If you're concerned about, or care for, someone with mental illness
nat004
Posts: 2
Joined: Thu Jul 12, 2018 9:48 pm

Would really appreciate some advice

Postby nat004 » Thu Jul 12, 2018 10:16 pm

I have been with my partner now for 6 years, from the beginning I was aware that he struggled with mental health but in the first year or so it was always manageable. In the last few years it has become more and more difficult, his depression, mood swings, anxietys and breakdowns are more intense and more frequente. I have managed to get him to attended CBT treatment about two years ago, that didn't really work, we are now in the process of getting a referral to our local mental health team, but it's taking weeks and he won't go to private therapy again as he says it's a waste of time and money. He hasn't worked since February, and spends most of his day in bed on his phone and unless I bring him food he won't really eat. I'm really trying to be patient and understanding, I do really love him but I'm starting to feel like I'm stuck and suffocating. I'm 27 , I want a family and children but I don't know if this is ever going to get better, and I am at the point where I don't know what to do, I don't know how I'm supposed to deal with this?

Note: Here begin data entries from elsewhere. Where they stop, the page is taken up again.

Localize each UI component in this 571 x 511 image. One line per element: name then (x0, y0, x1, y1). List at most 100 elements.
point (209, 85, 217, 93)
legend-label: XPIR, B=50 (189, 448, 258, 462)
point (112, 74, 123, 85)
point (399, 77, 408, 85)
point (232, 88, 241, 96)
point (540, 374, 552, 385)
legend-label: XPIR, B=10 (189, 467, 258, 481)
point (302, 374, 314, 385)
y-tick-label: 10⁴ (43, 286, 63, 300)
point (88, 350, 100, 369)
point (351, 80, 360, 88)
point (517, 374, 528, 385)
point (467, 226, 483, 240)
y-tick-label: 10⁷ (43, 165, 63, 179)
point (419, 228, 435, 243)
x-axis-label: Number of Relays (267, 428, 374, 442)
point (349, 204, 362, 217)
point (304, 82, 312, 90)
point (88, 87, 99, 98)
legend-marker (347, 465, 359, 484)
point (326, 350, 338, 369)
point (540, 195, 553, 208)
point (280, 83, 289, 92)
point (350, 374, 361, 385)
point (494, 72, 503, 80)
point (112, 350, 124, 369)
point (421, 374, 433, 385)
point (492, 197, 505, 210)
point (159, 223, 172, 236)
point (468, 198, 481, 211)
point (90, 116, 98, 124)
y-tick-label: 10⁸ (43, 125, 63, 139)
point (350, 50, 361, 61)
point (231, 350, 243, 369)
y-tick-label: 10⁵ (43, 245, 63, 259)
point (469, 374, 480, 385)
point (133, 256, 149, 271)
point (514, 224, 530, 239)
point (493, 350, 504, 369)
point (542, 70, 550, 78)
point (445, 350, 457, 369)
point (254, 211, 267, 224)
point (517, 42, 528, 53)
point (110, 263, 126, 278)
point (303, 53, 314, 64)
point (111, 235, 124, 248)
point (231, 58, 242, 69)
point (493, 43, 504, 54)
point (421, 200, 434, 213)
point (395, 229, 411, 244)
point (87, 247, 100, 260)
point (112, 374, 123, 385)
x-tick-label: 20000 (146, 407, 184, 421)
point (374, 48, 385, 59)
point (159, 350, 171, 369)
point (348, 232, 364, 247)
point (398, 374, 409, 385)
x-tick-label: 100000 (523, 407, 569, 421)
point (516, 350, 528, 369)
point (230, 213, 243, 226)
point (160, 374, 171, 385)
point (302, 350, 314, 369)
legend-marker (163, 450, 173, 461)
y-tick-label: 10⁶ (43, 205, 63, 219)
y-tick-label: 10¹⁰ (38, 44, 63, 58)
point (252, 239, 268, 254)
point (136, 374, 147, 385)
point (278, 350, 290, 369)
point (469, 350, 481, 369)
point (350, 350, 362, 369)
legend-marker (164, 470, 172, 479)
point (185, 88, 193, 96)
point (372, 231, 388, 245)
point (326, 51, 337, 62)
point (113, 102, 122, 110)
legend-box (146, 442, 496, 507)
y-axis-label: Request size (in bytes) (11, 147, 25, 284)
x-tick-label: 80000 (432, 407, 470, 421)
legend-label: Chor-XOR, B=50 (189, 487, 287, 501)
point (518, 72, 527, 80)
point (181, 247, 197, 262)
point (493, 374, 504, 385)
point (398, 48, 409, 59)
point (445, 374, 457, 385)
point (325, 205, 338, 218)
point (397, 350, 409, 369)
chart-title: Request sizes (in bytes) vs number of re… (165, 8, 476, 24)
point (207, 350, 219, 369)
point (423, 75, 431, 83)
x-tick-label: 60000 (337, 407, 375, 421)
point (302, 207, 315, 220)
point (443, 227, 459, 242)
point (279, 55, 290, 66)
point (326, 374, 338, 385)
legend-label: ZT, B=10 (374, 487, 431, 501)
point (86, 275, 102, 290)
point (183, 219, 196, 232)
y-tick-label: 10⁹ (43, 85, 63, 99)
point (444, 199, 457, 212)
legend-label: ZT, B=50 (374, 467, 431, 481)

Any advice would be really great x

lucym
Posts: 34
Joined: Sun Jun 04, 2017 5:25 pm

Re: Would really appreciate some advice

Postby lucym » Fri Jul 13, 2018 2:08 am

Sorry things are so hard for you and your partner, it sounds really tough. I’ve been there and it’s no picnic.
I’m not sure what I can advise cos I’m in an almost identical situation but I guess all the usual things: give him support, listen, have boundaries about how much you can do and look after yourself. Letting him know that you’re there and that you love him is of course really important but the last two are as well.
It might be that you decide you can’t stay in the relationship- you have needs too- in which case you need to be really honest with yourself. That doesn’t mean ultimatums or anything, but just thinking about what you want and if the relationship is working.
I really hope he gets some good care quickly and something that helps at that. Waiting for it is awful, it feels interminable. And I really hope you get some respite too x

hopesanddreams
Posts: 9
Joined: Wed Nov 01, 2017 10:49 pm

Re: Would really appreciate some advice

Postby hopesanddreams » Sat Jul 14, 2018 5:59 pm

That sounds really difficult for you. I have experienced similar but my husband’s low moods only tend to last a few days at
A time, and that’s hard enough to manage. As the other poster said, make sure you look after yourself too. Let him know you are there for him but try not to let his mood drag you down. I find trying to carry on as best as “normal” helps to keep me sane, even though it’s the last thing I feel like doing. But if you get sucked into the negativity it’s not good for either of you.

I really hope he gets some help soon, it’s really positive that he’s open to getting help so try and hold onto that. Wishing you all the best and please do post here if you need someone to talk to.